Yan Michael, Zalay Osbert, Kennedy Thomas, Owen Timothy E, Purzner James, Taslimi Shervin, Purzner Teresa, Alkins Ryan, Moideen Nikitha, Fung Andrea S, Moraes Fabio Y
Department of Oncology, Division of Radiation Oncology, Kingston Health Sciences Centre, Queen's University, Kingston, ON, Canada.
Division of Neurosurgery, Department of Surgery, Kingston Health Sciences Centre, Queen's University, Kingston, ON, Canada.
Front Oncol. 2022 Apr 4;12:869572. doi: 10.3389/fonc.2022.869572. eCollection 2022.
Stereotactic radiosurgery (SRS) is the standard treatment for limited intracranial metastases. With the advent of frameless treatment delivery, fractionated stereotactic radiotherapy (FSRT) has become more commonly implemented given superior control and toxicity rates for larger lesions. We reviewed our institutional experience of FSRT to brain metastases without size restriction.

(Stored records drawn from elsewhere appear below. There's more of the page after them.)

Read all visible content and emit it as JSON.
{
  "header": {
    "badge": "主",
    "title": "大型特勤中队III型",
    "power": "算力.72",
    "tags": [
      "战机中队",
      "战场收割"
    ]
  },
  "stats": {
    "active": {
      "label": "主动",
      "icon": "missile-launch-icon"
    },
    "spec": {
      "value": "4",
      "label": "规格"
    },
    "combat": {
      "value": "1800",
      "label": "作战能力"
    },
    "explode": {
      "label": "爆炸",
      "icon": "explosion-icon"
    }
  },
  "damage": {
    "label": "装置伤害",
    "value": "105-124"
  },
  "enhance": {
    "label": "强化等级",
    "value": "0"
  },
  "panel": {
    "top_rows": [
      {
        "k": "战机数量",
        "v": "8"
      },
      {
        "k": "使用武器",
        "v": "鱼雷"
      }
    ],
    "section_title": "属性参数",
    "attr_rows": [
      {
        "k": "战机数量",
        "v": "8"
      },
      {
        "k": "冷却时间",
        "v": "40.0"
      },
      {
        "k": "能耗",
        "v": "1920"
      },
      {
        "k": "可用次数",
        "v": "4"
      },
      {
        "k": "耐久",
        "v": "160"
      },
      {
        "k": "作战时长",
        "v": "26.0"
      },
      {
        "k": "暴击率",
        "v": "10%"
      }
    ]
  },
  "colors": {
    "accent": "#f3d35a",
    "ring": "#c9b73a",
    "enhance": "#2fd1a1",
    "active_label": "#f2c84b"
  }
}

We performed a retrospective review of our institutional database of patients treated with FSRT for brain metastases. Clinical and dosimetric details were abstracted. All patients were treated in 3 or 5 fractions using LINAC-based FSRT, did not receive prior cranial radiotherapy, and had at least 6 months of MRI follow-up. Overall survival was estimated using the Kaplan-Meier method. Local failure and radionecrosis cumulative incidence rates were estimated using a competing risks model with death as the competing risk. Univariable and multivariable analyses using Fine and Gray's proportional subdistribution hazards regression model were performed to determine covariates predictive of local failure and radionecrosis.
We identified 60 patients and 133 brain metastases treated at our institution from 2016 to 2020. The most common histologies were lung (53%) and melanoma (25%). Most lesions were >1 cm in diameter (84.2%) and did not have previous surgical resection (88%). The median duration of imaging follow-up was 9.8 months. The median survival for the whole cohort was 20.5 months. The local failure at 12 months was 17.8% for all lesions, 22.1% for lesions >1 cm, and 13.7% for lesions ≤1 cm (p = 0.36). The risk of radionecrosis at 12 months was 7.1% for all lesions, 13.2% for lesions >1 cm, and 3.2% for lesions ≤1 cm (p = 0.15).
FSRT is safe and effective in the treatment of brain metastases of any size with excellent local control and toxicity outcomes. Prospective evaluation against single-fraction SRS is warranted for all lesion sizes.
立体定向放射外科(SRS)是局限性颅内转移瘤的标准治疗方法。随着无框架治疗技术的出现,鉴于对于较大病灶其在控制率和毒性方面更具优势,分次立体定向放射治疗(FSRT)已得到更广泛应用。我们回顾了本机构对无大小限制的脑转移瘤进行FSRT治疗的经验。
我们对本机构接受FSRT治疗脑转移瘤患者的数据库进行了回顾性分析。提取了临床和剂量学细节。所有患者均采用基于直线加速器的FSRT分3次或5次进行治疗,未接受过先前的颅脑放疗,且有至少6个月的MRI随访。采用Kaplan-Meier法估计总生存期。使用以死亡作为竞争风险的竞争风险模型估计局部失败和放射性坏死的累积发生率。采用Fine和Gray比例子分布风险回归模型进行单变量和多变量分析,以确定预测局部失败和放射性坏死的协变量。
我们确定了2016年至2020年在本机构接受治疗的60例患者及133个脑转移瘤。最常见的组织学类型为肺癌(53%)和黑色素瘤(25%)。大多数病灶直径>1 cm(84.2%),且未接受过手术切除(88%)。影像学随访的中位时长为9.8个月。整个队列的中位生存期为20.5个月。所有病灶12个月时的局部失败率为17.8%,直径>1 cm的病灶为22.1%,直径≤1 cm的病灶为13.7%(p = 0.36)。所有病灶12个月时的放射性坏死风险为7.1%,直径>1 cm的病灶为13.2%,直径≤1 cm的病灶为3.2%(p = 0.15)。
FSRT治疗任何大小的脑转移瘤均安全有效,局部控制良好且毒性结果理想。对于所有大小的病灶,均有必要与单次分割SRS进行前瞻性评估。